Infinitesimal bialgebras, pre-Lie and dendriform algebras

TL;DR

This paper explores the structure of infinitesimal bialgebras, introducing related categories and showing how to derive pre-Lie and dendriform algebras, with applications to quivers and endomorphisms, and extends these concepts to bimodules.

Contribution

It introduces categories of modules over infinitesimal bialgebras and constructs new algebraic structures like pre-Lie, dendriform, and brace algebras from them.

Findings

Pre-Lie algebra can be constructed from any infinitesimal bialgebra.

A dendriform structure arises on endomorphisms of an infinitesimal bialgebra.

A pre-Lie structure is found on the space of paths on any quiver.

Abstract

We introduce the categories of infinitesimal Hopf modules and bimodules over an infinitesimal bialgebra. We show that they correspond to modules and bimodules over the infinitesimal version of the double. We show that there is a natural, but non-obvious way to construct a pre-Lie algebra from an arbitrary infinitesimal bialgebra and a dendriform algebra from a quasitriangular infinitesimal bialgebra. As consequences, we obtain a pre-Lie structure on the space of paths on an arbitrary quiver, and a striking dendriform structure on the space of endomorphisms of an arbitrary infinitesimal bialgebra, which combines the convolution and composition products.

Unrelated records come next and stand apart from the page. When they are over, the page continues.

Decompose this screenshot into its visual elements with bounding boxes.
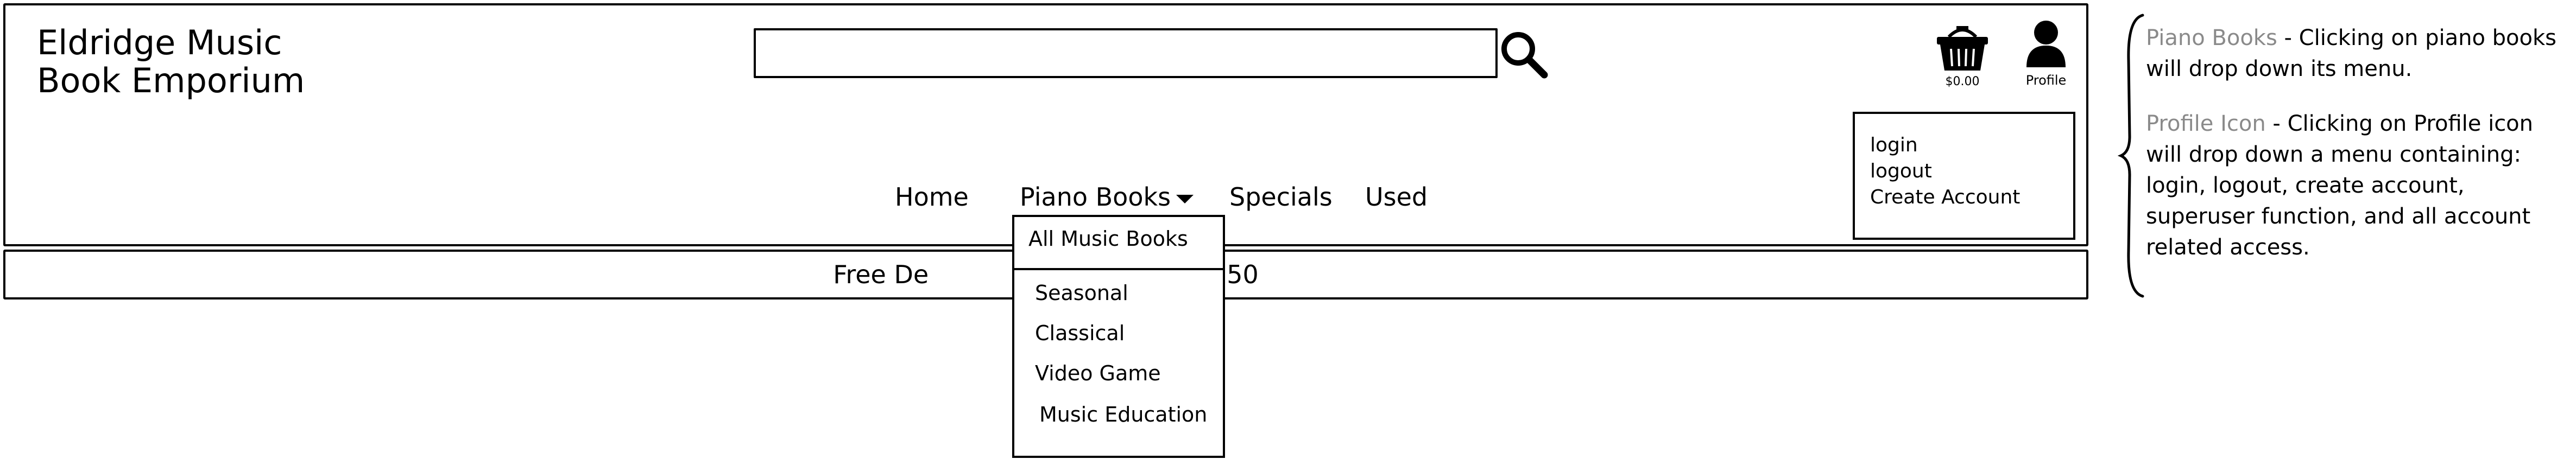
search-icon (1501, 32, 1548, 79)
nav-specials[interactable]: Specials (1229, 178, 1333, 216)
note-profile-icon: Profile Icon - Clicking on Profile icon … (2146, 109, 2569, 263)
site-logo[interactable]: Eldridge Music Book Emporium (37, 24, 305, 100)
dropdown-music-education[interactable]: Music Education (1039, 400, 1207, 429)
nav-piano-books-label: Piano Books (1020, 182, 1171, 212)
dropdown-all-music-books[interactable]: All Music Books (1028, 225, 1188, 253)
profile-button[interactable]: Profile (2018, 18, 2074, 91)
logo-line-1: Eldridge Music (37, 23, 282, 62)
banner-text-left: Free De (833, 260, 929, 289)
caret-down-icon (1176, 194, 1194, 203)
search-button[interactable] (1498, 28, 1550, 80)
annotation-notes: Piano Books - Clicking on piano books wi… (2146, 23, 2569, 287)
nav-home[interactable]: Home (895, 178, 969, 216)
profile-menu-create-account[interactable]: Create Account (1870, 184, 2073, 211)
profile-menu-login[interactable]: login (1870, 132, 2073, 158)
annotation-brace (2118, 14, 2144, 298)
user-icon (2026, 21, 2066, 67)
dropdown-classical[interactable]: Classical (1035, 319, 1125, 347)
note-piano-books: Piano Books - Clicking on piano books wi… (2146, 23, 2569, 85)
cart-button[interactable]: $0.00 (1930, 21, 1995, 91)
piano-books-dropdown: All Music Books Seasonal Classical Video… (1012, 215, 1225, 458)
nav-used[interactable]: Used (1365, 178, 1428, 216)
profile-label: Profile (2025, 73, 2067, 88)
note-term: Piano Books (2146, 25, 2277, 50)
profile-dropdown-menu: login logout Create Account (1853, 112, 2075, 240)
header: Eldridge Music Book Emporium $0.00 Profi… (3, 3, 2088, 246)
profile-menu-logout[interactable]: logout (1870, 158, 2073, 184)
cart-amount: $0.00 (1945, 75, 1980, 88)
note-term: Profile Icon (2146, 111, 2266, 136)
dropdown-video-game[interactable]: Video Game (1035, 359, 1161, 387)
dropdown-seasonal[interactable]: Seasonal (1035, 279, 1128, 307)
search-input[interactable] (754, 28, 1498, 78)
logo-line-2: Book Emporium (37, 61, 305, 100)
dropdown-divider (1014, 268, 1223, 270)
basket-icon (1937, 26, 1988, 71)
nav-piano-books[interactable]: Piano Books (1020, 178, 1194, 216)
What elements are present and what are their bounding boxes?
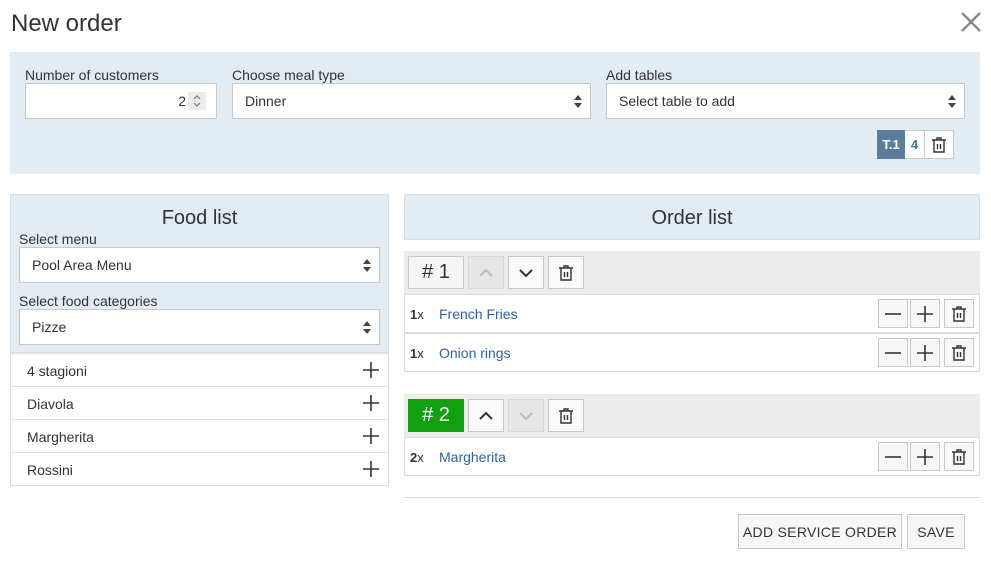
food-item-name: Rossini xyxy=(27,462,73,478)
food-item[interactable]: 4 stagioni xyxy=(11,353,388,386)
increase-quantity-button[interactable] xyxy=(910,338,940,367)
customers-value: 2 xyxy=(178,93,186,109)
save-button[interactable]: SAVE xyxy=(907,514,965,549)
move-group-down-button[interactable] xyxy=(508,399,544,432)
select-arrows-icon xyxy=(363,258,371,273)
order-item-name[interactable]: Margherita xyxy=(439,449,506,465)
trash-icon xyxy=(932,136,946,153)
order-group-number[interactable]: # 2 xyxy=(408,399,464,432)
plus-icon[interactable] xyxy=(362,460,380,478)
trash-icon xyxy=(559,264,573,281)
add-table-placeholder: Select table to add xyxy=(619,93,735,109)
increase-quantity-button[interactable] xyxy=(910,442,940,471)
meal-type-label: Choose meal type xyxy=(232,67,345,83)
close-icon[interactable] xyxy=(958,9,984,35)
minus-icon xyxy=(885,312,901,315)
divider xyxy=(404,497,980,498)
customers-label: Number of customers xyxy=(25,67,159,83)
decrease-quantity-button[interactable] xyxy=(878,299,908,328)
order-item-quantity: 1x xyxy=(410,346,424,361)
select-menu-label: Select menu xyxy=(19,231,97,247)
trash-icon xyxy=(952,344,966,361)
number-spinner-icon[interactable] xyxy=(188,92,206,110)
move-group-down-button[interactable] xyxy=(508,256,544,289)
food-item-name: Margherita xyxy=(27,429,94,445)
order-group-header: # 1 xyxy=(404,251,980,295)
add-tables-label: Add tables xyxy=(606,67,673,83)
minus-icon xyxy=(885,455,901,458)
plus-icon xyxy=(917,305,933,322)
move-group-up-button[interactable] xyxy=(468,256,504,289)
order-item-quantity: 2x xyxy=(410,450,424,465)
order-list-title: Order list xyxy=(651,207,733,229)
food-item-name: Diavola xyxy=(27,396,74,412)
chevron-down-icon xyxy=(519,411,533,420)
table-name: T.1 xyxy=(877,130,905,159)
remove-table-button[interactable] xyxy=(925,130,954,159)
plus-icon xyxy=(917,448,933,465)
trash-icon xyxy=(952,448,966,465)
meal-type-select[interactable]: Dinner xyxy=(232,83,591,119)
trash-icon xyxy=(559,407,573,424)
menu-value: Pool Area Menu xyxy=(32,257,132,273)
customers-input[interactable]: 2 xyxy=(25,83,217,119)
minus-icon xyxy=(885,351,901,354)
food-item-name: 4 stagioni xyxy=(27,363,87,379)
plus-icon[interactable] xyxy=(362,427,380,445)
meal-type-value: Dinner xyxy=(245,93,287,109)
delete-group-button[interactable] xyxy=(548,256,584,289)
food-categories-label: Select food categories xyxy=(19,293,158,309)
select-arrows-icon xyxy=(574,94,582,109)
dialog-title: New order xyxy=(11,10,122,37)
menu-select[interactable]: Pool Area Menu xyxy=(19,247,380,283)
remove-item-button[interactable] xyxy=(944,299,974,328)
food-item[interactable]: Margherita xyxy=(11,419,388,452)
table-seat-count: 4 xyxy=(905,130,925,159)
remove-item-button[interactable] xyxy=(944,442,974,471)
food-item[interactable]: Rossini xyxy=(11,452,388,485)
trash-icon xyxy=(952,305,966,322)
add-service-order-button[interactable]: ADD SERVICE ORDER xyxy=(738,514,902,549)
table-badge: T.1 4 xyxy=(877,130,954,159)
order-item-row: 1x Onion rings xyxy=(404,333,980,372)
chevron-down-icon xyxy=(519,268,533,277)
food-item[interactable]: Diavola xyxy=(11,386,388,419)
plus-icon xyxy=(917,344,933,361)
food-items-list: 4 stagioni Diavola Margherita Rossini xyxy=(10,353,389,486)
plus-icon[interactable] xyxy=(362,361,380,379)
increase-quantity-button[interactable] xyxy=(910,299,940,328)
order-item-quantity: 1x xyxy=(410,307,424,322)
order-item-row: 2x Margherita xyxy=(404,437,980,476)
order-item-name[interactable]: Onion rings xyxy=(439,345,511,361)
decrease-quantity-button[interactable] xyxy=(878,442,908,471)
food-category-select[interactable]: Pizze xyxy=(19,309,380,345)
decrease-quantity-button[interactable] xyxy=(878,338,908,367)
select-arrows-icon xyxy=(948,94,956,109)
remove-item-button[interactable] xyxy=(944,338,974,367)
plus-icon[interactable] xyxy=(362,394,380,412)
chevron-up-icon xyxy=(479,411,493,420)
food-category-value: Pizze xyxy=(32,319,67,335)
food-list-title: Food list xyxy=(161,207,238,229)
move-group-up-button[interactable] xyxy=(468,399,504,432)
order-group-number[interactable]: # 1 xyxy=(408,256,464,289)
chevron-up-icon xyxy=(479,268,493,277)
delete-group-button[interactable] xyxy=(548,399,584,432)
order-group-header: # 2 xyxy=(404,394,980,438)
select-arrows-icon xyxy=(363,320,371,335)
order-item-name[interactable]: French Fries xyxy=(439,306,518,322)
order-item-row: 1x French Fries xyxy=(404,294,980,333)
add-table-select[interactable]: Select table to add xyxy=(606,83,965,119)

We extend the previous constructions to the categories of Hopf, pre-Lie and dendriform bimodules. We construct a brace algebra structure from an arbitrary infinitesimal bialgebra; this refines the pre-Lie algebra construction. In two appendices, we show that infinitesimal bialgebras are comonoid objects in a certain monoidal category and discuss a related construction for counital infinitesimal bialgebras.